Ace, 2005, 517 pages, C$36.00 hc, ISBN 0-441-01241-8
Some novels don’t have to be good if they’re completely insane.
Case in point: Robert Metzger’s Cusp, the type of book for which craaazy has been invented.
Consider the prologue: Thunderstorms! Earthquakes! Entire continents torn asunder! One billion deaths! When the dust clears, Earth’s geography has been forever altered: It’s now circled by two massive rings of what looks like reactors, their tip reaching above the atmosphere.
That’s the prologue. Eleven pages into the novel.
Then twenty years years pass before the first chapter begins and things get even craaazier.
Trying to give you an idea of the subsequent plot would be a challenge of van Vogtian proportions, so let me tease you with some buzzwords: Lemur-evolved Aliens. Bill Gates as a dinosaur. Planets used as engineering components. Humans “punching through” the singularity. And many, many more, including familiar SF tropes: Police state America, AI-augmented brains, robot servants, spaceship to Mars, evidence of time-travel, etc. A glossary of terms would have been helpful. Cusp is crammed with cool ideas and big-scale thinking: if only for that, the novel ends up with a marginal recommendation.
But readers may have to struggle through entire chapters of unconvincing developments in order to get to those ideas. One of Cusp‘s most visible signs of craaaziness if how it flips back and forth between a pretty big cast of characters, arbitrarily sending them from one planet to another in order to keep the plot moving forward or sideways. The demands of the plot pieces outweigh the character development: it’s all a frantic rush through five hundred pages.
I have alluded to van Vogt above, and the most pleasing quality of Cusp is indeed the way it never pauses for consideration. Absent an editor and most common-sense, it just keeps slamming along, adding even more elements to the mix regardless of how appropriate they are to the entire story. Sometimes it works: For every few artificial plot point, there are a few spectacular scenes that really focus the novel. A scene in which a woman manages to go post-singular is both vividly described and completely terrifying. Another action set-pieces involves an AI-augmented cop surfing down a rain of debris from an exploding air vehicle. Things turns spectacularly nasty at the end of the book as characters outdo themselves in order to engineer a pre-ordained tragedy. And through it all, readers will be left wondering how much craaazier this is going to get.

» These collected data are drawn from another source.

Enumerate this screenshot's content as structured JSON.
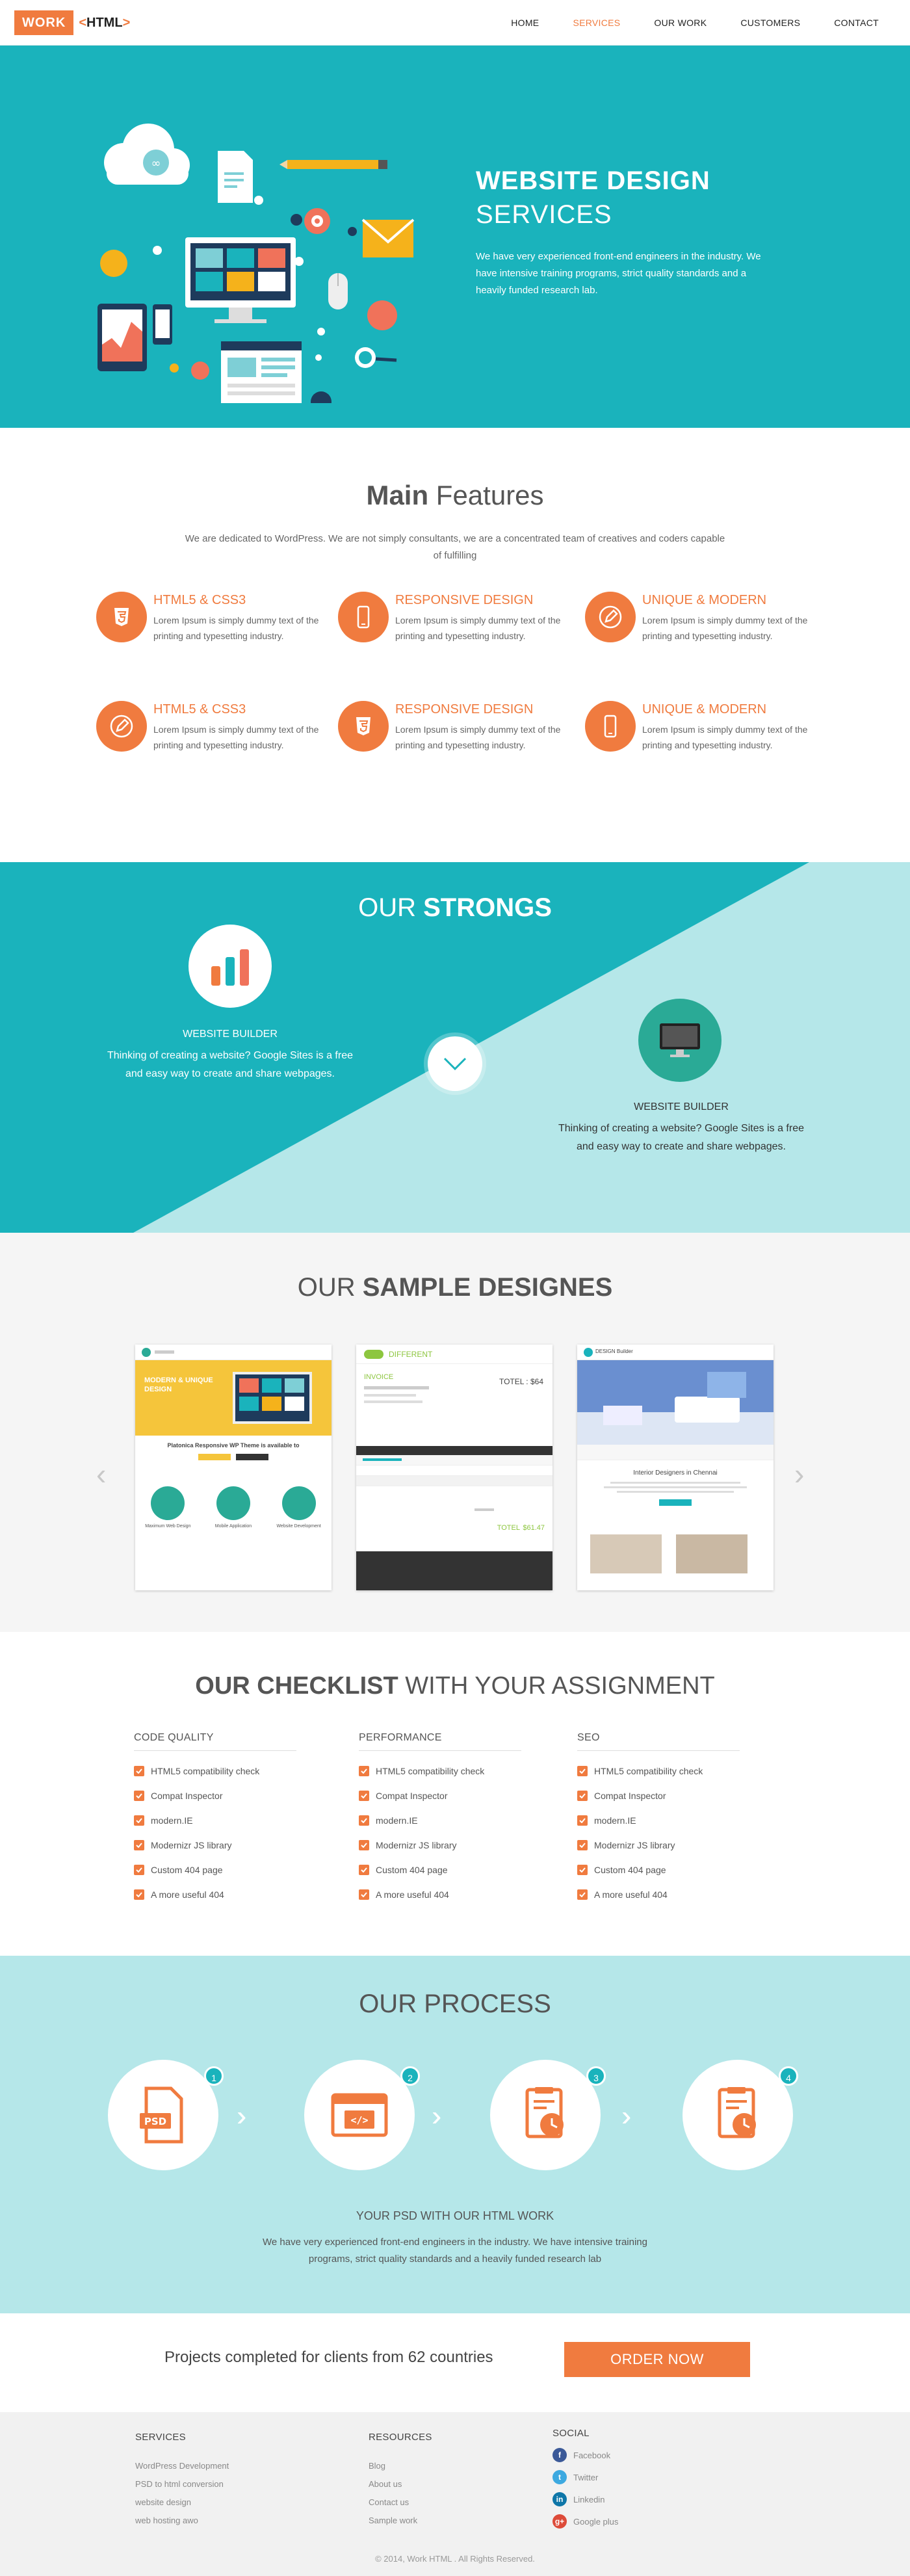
{
  "header": {
    "logo_work": "WORK",
    "logo_html": "HTML",
    "nav": [
      "HOME",
      "SERVICES",
      "OUR WORK",
      "CUSTOMERS",
      "CONTACT"
    ],
    "active_nav": "SERVICES"
  },
  "hero": {
    "title_bold": "WEBSITE DESIGN",
    "title_light": "SERVICES",
    "description": "We have very experienced front-end engineers in the industry. We have intensive training programs, strict quality standards and a heavily funded research lab."
  },
  "features": {
    "title_bold": "Main",
    "title_light": "Features",
    "subtitle": "We are dedicated to WordPress. We are not simply consultants, we are a concentrated team of creatives and coders capable of fulfilling",
    "items": [
      {
        "icon": "html5-icon",
        "title": "HTML5 & CSS3",
        "text": "Lorem Ipsum is simply dummy text of the printing and typesetting industry."
      },
      {
        "icon": "smartphone-icon",
        "title": "RESPONSIVE DESIGN",
        "text": "Lorem Ipsum is simply dummy text of the printing and typesetting industry."
      },
      {
        "icon": "pencil-icon",
        "title": "UNIQUE & MODERN",
        "text": "Lorem Ipsum is simply dummy text of the printing and typesetting industry."
      },
      {
        "icon": "pencil-icon",
        "title": "HTML5 & CSS3",
        "text": "Lorem Ipsum is simply dummy text of the printing and typesetting industry."
      },
      {
        "icon": "html5-icon",
        "title": "RESPONSIVE DESIGN",
        "text": "Lorem Ipsum is simply dummy text of the printing and typesetting industry."
      },
      {
        "icon": "smartphone-icon",
        "title": "UNIQUE & MODERN",
        "text": "Lorem Ipsum is simply dummy text of the printing and typesetting industry."
      }
    ]
  },
  "strongs": {
    "title_light": "OUR",
    "title_bold": "STRONGS",
    "items": [
      {
        "icon": "bar-chart-icon",
        "label": "WEBSITE BUILDER",
        "text": "Thinking of creating a website? Google Sites is a free and easy way to create and share webpages."
      },
      {
        "icon": "monitor-icon",
        "label": "WEBSITE BUILDER",
        "text": "Thinking of creating a website? Google Sites is a free and easy way to create and share webpages."
      }
    ]
  },
  "samples": {
    "title_light": "OUR",
    "title_bold": "SAMPLE DESIGNES",
    "card1": {
      "hero_text": "MODERN & UNIQUE DESIGN",
      "headline": "Platonica Responsive WP Theme is available to",
      "features": [
        "Maximum Web Design",
        "Mobile Application",
        "Website Development"
      ]
    },
    "card2": {
      "brand": "DIFFERENT",
      "heading": "INVOICE",
      "total": "TOTEL : $64",
      "footer_total_label": "TOTEL",
      "footer_total": "$61.47"
    },
    "card3": {
      "brand": "DESIGN Builder",
      "headline": "Interior Designers in Chennai"
    }
  },
  "checklist": {
    "title_bold": "OUR CHECKLIST",
    "title_light": "WITH YOUR ASSIGNMENT",
    "columns": [
      {
        "heading": "CODE QUALITY",
        "items": [
          "HTML5 compatibility check",
          "Compat Inspector",
          "modern.IE",
          "Modernizr JS library",
          "Custom 404 page",
          "A more useful 404"
        ]
      },
      {
        "heading": "PERFORMANCE",
        "items": [
          "HTML5 compatibility check",
          "Compat Inspector",
          "modern.IE",
          "Modernizr JS library",
          "Custom 404 page",
          "A more useful 404"
        ]
      },
      {
        "heading": "SEO",
        "items": [
          "HTML5 compatibility check",
          "Compat Inspector",
          "modern.IE",
          "Modernizr JS library",
          "Custom 404 page",
          "A more useful 404"
        ]
      }
    ]
  },
  "process": {
    "title": "OUR PROCESS",
    "steps": [
      {
        "num": "1",
        "icon": "psd-file-icon"
      },
      {
        "num": "2",
        "icon": "code-window-icon"
      },
      {
        "num": "3",
        "icon": "document-clock-icon"
      },
      {
        "num": "4",
        "icon": "document-clock-icon"
      }
    ],
    "label": "YOUR PSD WITH OUR HTML WORK",
    "description": "We have very experienced front-end engineers in the industry. We have intensive training programs, strict quality standards and a heavily funded research lab"
  },
  "cta": {
    "text": "Projects completed for clients from 62 countries",
    "button": "ORDER NOW"
  },
  "footer": {
    "services": {
      "heading": "SERVICES",
      "links": [
        "WordPress Development",
        "PSD to html conversion",
        "website design",
        "web hosting awo"
      ]
    },
    "resources": {
      "heading": "RESOURCES",
      "links": [
        "Blog",
        "About us",
        "Contact us",
        "Sample work"
      ]
    },
    "social": {
      "heading": "SOCIAL",
      "links": [
        "Facebook",
        "Twitter",
        "Linkedin",
        "Google plus"
      ]
    },
    "copyright": "© 2014, Work HTML . All Rights Reserved."
  },
  "colors": {
    "teal": "#1ab3bc",
    "light_teal": "#b5e7e9",
    "orange": "#f07b3f"
  }
}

The answer is very craaazy. By the time planets are moved around like billiard balls to complete (or thwart) million-year-old plans, veteran SF readers will be too exhilarated to care about the suspicion that the plot makes no sense at all. Rings to move the Earth around? When a simple earthquake can destroy an entire countryside? What’s the point? In many ways, Cusp is high-tech fantasy dressed up in Hard-SF wording. And I’m not even going near the character motivations. Though it is satisfying to see Bill Gates get his head bashed in. Sort of.

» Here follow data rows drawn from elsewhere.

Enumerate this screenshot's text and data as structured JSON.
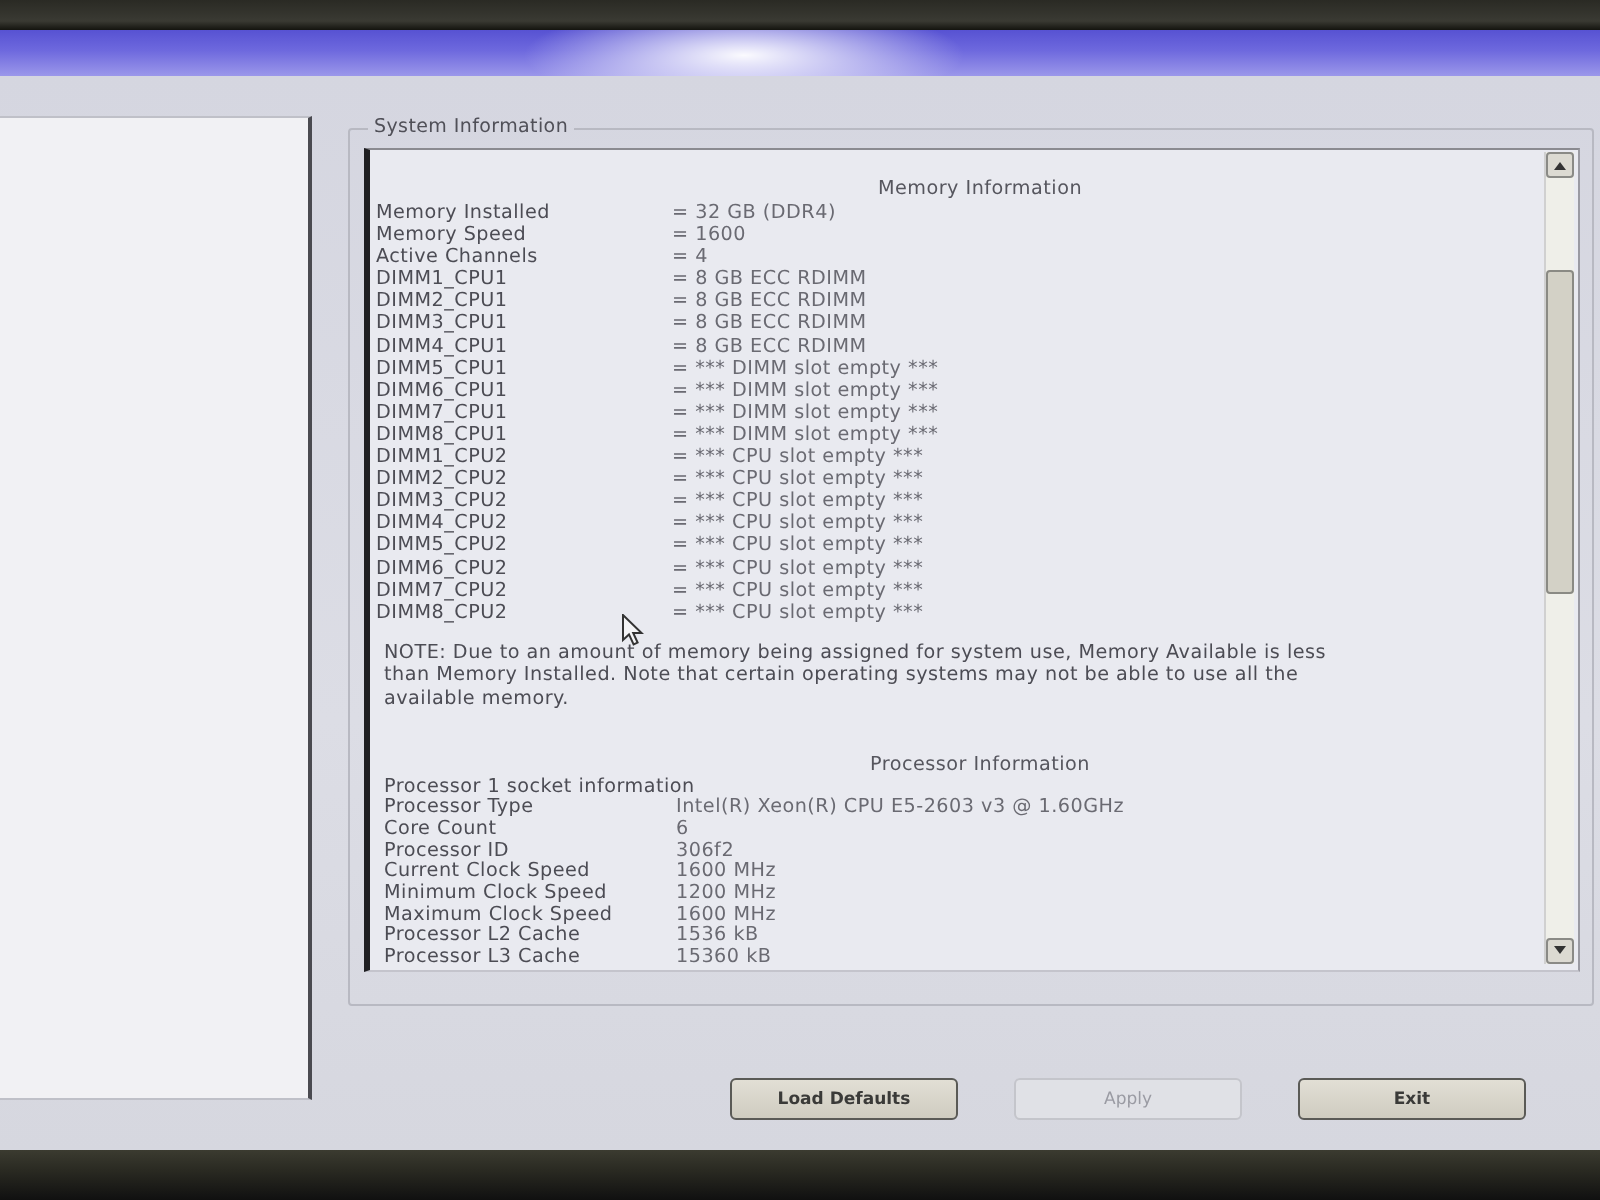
{
  "system_information": {
    "title": "System Information",
    "memory": {
      "heading": "Memory Information",
      "rows": [
        {
          "label": "Memory Installed",
          "value": "= 32 GB (DDR4)"
        },
        {
          "label": "Memory Speed",
          "value": "= 1600"
        },
        {
          "label": "Active Channels",
          "value": "= 4"
        },
        {
          "label": "DIMM1_CPU1",
          "value": "= 8 GB ECC RDIMM"
        },
        {
          "label": "DIMM2_CPU1",
          "value": "= 8 GB ECC RDIMM"
        },
        {
          "label": "DIMM3_CPU1",
          "value": "= 8 GB ECC RDIMM"
        },
        {
          "label": "DIMM4_CPU1",
          "value": "= 8 GB ECC RDIMM"
        },
        {
          "label": "DIMM5_CPU1",
          "value": "= *** DIMM slot empty ***"
        },
        {
          "label": "DIMM6_CPU1",
          "value": "= *** DIMM slot empty ***"
        },
        {
          "label": "DIMM7_CPU1",
          "value": "= *** DIMM slot empty ***"
        },
        {
          "label": "DIMM8_CPU1",
          "value": "= *** DIMM slot empty ***"
        },
        {
          "label": "DIMM1_CPU2",
          "value": "= *** CPU slot empty ***"
        },
        {
          "label": "DIMM2_CPU2",
          "value": "= *** CPU slot empty ***"
        },
        {
          "label": "DIMM3_CPU2",
          "value": "= *** CPU slot empty ***"
        },
        {
          "label": "DIMM4_CPU2",
          "value": "= *** CPU slot empty ***"
        },
        {
          "label": "DIMM5_CPU2",
          "value": "= *** CPU slot empty ***"
        },
        {
          "label": "DIMM6_CPU2",
          "value": "= *** CPU slot empty ***"
        },
        {
          "label": "DIMM7_CPU2",
          "value": "= *** CPU slot empty ***"
        },
        {
          "label": "DIMM8_CPU2",
          "value": "= *** CPU slot empty ***"
        }
      ]
    },
    "note": "NOTE: Due to an amount of memory being assigned for system use, Memory Available is less than Memory Installed. Note that certain operating systems may not be able to use all the available memory.",
    "processor": {
      "heading": "Processor Information",
      "subheading": "Processor 1 socket information",
      "rows": [
        {
          "label": "Processor Type",
          "value": "Intel(R) Xeon(R) CPU E5-2603 v3 @ 1.60GHz"
        },
        {
          "label": "Core Count",
          "value": "6"
        },
        {
          "label": "Processor ID",
          "value": "306f2"
        },
        {
          "label": "Current Clock Speed",
          "value": "1600 MHz"
        },
        {
          "label": "Minimum Clock Speed",
          "value": "1200 MHz"
        },
        {
          "label": "Maximum Clock Speed",
          "value": "1600 MHz"
        },
        {
          "label": "Processor L2 Cache",
          "value": "1536 kB"
        },
        {
          "label": "Processor L3 Cache",
          "value": "15360 kB"
        }
      ]
    }
  },
  "buttons": [
    {
      "label": "Load Defaults",
      "disabled": false
    },
    {
      "label": "Apply",
      "disabled": true
    },
    {
      "label": "Exit",
      "disabled": false
    }
  ]
}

(On the other hand, the grimness of the novel almost ends up working against it: You can forgive practically everything to an author who keeps smiling, but it takes a lot more fortitude to stay nice to those who pile bodies up like cord-wood. Not that this is quite Cusp‘s problem, of course…)
In more competent hands, Cusp would have been a blockbuster. In Metzger’s hands, though, all it’s got is its craaaziness. Despite the high-fructose energy of the plotting, the book itself can be tough to read and even harder to follow. This isn’t Metzger’s first novel and it’s not Metzger’s first disappointment either: his Picoverse was similarly dogged by undisciplined writing and outlandish plot developments. Cusp is just a bit better, but still a fair distance away from satisfaction. If seasoned SF readers will stick through it for the cool visuals and the demented plotting, casual readers are likely to swear off the whole thing after a few incoherent pages. I’m not blaming Metzger as much as I’m surprised Ace wasn’t able to find an editor good enough to reign him in. Because, as much fun it is to find van Vogt-level craziness in twenty-first century science-fiction, it would be even better to be able to read a good SF book and not feel guilty about it.